# Do you prefer a male or female golden?



## M_Michelle (Apr 30, 2008)

Do you prefer a male or female golden retriever?


----------



## Ninde'Gold (Oct 21, 2006)

I love my boy!! I've been around female Goldens, and they just don't seem to be as loveable and cuddly as Tucker is!


----------



## paula bedard (Feb 5, 2008)

I love my boys  I'm sure females are absolutely perfect too.


----------



## Maggies mom (Jan 6, 2006)

I have 2 of each and love them all but I think IM leaning towards females.


----------



## FlyingQuizini (Oct 24, 2006)

In general, I perfer males.


----------



## Rastadog (Oct 24, 2006)

*I like the girls*

but the boys are sweeter.


----------



## 3 goldens (Sep 30, 2005)

I have had 3 males and 1 and 1/2 females.
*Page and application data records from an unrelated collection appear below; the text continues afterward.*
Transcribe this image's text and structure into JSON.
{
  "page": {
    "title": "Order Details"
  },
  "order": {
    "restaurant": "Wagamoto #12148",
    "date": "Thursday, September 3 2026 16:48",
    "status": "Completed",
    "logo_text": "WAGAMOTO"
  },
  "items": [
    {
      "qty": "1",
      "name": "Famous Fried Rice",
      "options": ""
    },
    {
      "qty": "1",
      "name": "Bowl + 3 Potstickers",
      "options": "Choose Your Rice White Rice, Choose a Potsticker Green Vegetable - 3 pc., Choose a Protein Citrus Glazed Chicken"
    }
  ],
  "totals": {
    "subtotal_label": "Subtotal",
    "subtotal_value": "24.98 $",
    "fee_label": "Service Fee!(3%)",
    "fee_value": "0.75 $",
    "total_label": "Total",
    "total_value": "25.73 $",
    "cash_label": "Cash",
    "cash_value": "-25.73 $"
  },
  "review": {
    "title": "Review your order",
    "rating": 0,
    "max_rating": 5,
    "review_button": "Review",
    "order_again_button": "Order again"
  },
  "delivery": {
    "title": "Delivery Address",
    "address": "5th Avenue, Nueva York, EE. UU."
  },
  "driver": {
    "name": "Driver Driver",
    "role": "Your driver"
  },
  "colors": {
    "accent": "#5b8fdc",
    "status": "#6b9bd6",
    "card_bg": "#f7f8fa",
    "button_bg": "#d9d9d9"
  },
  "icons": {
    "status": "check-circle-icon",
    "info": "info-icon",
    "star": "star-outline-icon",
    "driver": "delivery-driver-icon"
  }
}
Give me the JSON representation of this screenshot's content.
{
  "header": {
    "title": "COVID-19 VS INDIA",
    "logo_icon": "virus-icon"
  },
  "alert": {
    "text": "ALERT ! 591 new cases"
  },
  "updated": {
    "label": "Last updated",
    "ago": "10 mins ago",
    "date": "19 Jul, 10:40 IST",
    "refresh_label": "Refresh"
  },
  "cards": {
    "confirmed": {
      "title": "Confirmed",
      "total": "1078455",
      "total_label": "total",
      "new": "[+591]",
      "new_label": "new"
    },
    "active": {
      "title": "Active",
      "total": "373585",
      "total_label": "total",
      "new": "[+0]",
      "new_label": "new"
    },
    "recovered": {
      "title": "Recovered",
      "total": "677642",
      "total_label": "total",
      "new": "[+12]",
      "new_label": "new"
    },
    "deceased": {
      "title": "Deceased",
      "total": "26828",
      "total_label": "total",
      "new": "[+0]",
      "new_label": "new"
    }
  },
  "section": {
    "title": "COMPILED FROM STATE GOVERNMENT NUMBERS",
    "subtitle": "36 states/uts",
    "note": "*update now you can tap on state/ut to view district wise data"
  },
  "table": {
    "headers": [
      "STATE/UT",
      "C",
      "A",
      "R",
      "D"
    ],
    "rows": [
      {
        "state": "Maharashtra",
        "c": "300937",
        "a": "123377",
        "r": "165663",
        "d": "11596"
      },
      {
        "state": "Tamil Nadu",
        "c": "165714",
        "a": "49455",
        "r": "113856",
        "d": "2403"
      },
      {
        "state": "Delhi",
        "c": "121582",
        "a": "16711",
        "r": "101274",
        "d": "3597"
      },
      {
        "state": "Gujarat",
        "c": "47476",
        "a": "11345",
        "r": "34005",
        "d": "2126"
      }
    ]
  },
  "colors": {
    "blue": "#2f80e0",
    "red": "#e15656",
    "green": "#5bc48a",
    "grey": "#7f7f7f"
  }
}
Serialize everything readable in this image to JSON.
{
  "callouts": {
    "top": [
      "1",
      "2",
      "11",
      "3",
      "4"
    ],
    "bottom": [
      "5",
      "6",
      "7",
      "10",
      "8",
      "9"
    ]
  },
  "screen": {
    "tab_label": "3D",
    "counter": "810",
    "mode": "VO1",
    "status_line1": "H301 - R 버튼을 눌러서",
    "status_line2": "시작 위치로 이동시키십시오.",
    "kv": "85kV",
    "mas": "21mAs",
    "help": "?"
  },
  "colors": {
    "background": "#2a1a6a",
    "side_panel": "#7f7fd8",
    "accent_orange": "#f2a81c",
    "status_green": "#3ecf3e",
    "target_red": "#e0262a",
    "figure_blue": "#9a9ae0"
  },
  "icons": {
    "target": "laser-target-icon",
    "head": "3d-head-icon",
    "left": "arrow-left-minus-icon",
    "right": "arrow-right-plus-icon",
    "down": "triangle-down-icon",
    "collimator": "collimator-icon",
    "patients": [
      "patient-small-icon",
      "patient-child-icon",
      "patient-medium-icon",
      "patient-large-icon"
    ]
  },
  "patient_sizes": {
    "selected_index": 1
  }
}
Honey is a mix, but looks, act,s thinks, and loves like every other golden, so I guess I shoudl say 2 females.

Buck was the least loving of the bunch as far as licking went. But he wanted to be near you, loved to just be touncing you. the other 2 maales and both females were/are all licks, loving, touching. I actaully can not tell any difference in the amount of attention they give. So I really have no preference.


----------



## Lego&Jacub (Jul 18, 2006)

We started with a female and loved her to the ends of the earth. Then we got Sawyer and we now love him as much too!! I just find them different! Geddy is the fun-loving giggle-maker of the house. And Sawyer is my little cuddle-boo!! hehe. I think they compliment each other very well... and I think I'll always want one of each!!!! So I guess I can't decide!


----------



## Katiesmommy (Sep 10, 2006)

I love the girl Goldens. They are smaller and easier to handle.


----------



## sharlin (Feb 26, 2007)

I'm an equal opportunity snuggler.


----------



## Penny & Maggie's Mom (Oct 4, 2007)

I love my girls to bits and wouldn't trade them for anything. However, I would like to have a male golden also. We have a male springer and he is a real lover... and a total hoot. I'm just golden and springer crazy.... I'd like several of each, male and females. Boy, hope hubby doesn't read this..... ROFL


----------



## Phoebe (Feb 8, 2006)

I voted female simply because I've only had female goldens and both have been so cuddly and loving...but I have heard the boys are even sweeter...I just can't imagine! Maybe someday I will have one of each which IMHO is a perfect world.

I have a male and female cairn and my male is the love bug of the two, but I love my female's pushy personality. I think I just love dogs and the gender doesn't matter.

Jan, Seamus, Gracie & Phoebe


----------



## spruce (Mar 13, 2008)

I voted male cuz I got introduced to Goldens thru a male, and that's what I have. We are on our 2nd girl lab & they were/are totally my husbands. 1st lab was a male & I was his person


----------



## Debles (Sep 6, 2007)

I've had both but I'd have to say my boys were more cuddly and loving. I loved them all,both sexes.


----------



## SLIPPER (May 2, 2008)

*Male or Female*

Definately Males - More cuddly and affectionate. Got my first female golden and she's definately not as affectionate as Flurry is. She seems to be getting better the older she is but still not the same.


----------



## Mandy's Dad (May 27, 2008)

I've always had female dogs. A small mixed terrier, then two Shepherd-Husky mixes, then two German Shepherds, and now a Golden. All females.

I just can't possibly imagine a Golden that could be any sweeter, more affectionate, or cuddlier than our female Golden!


----------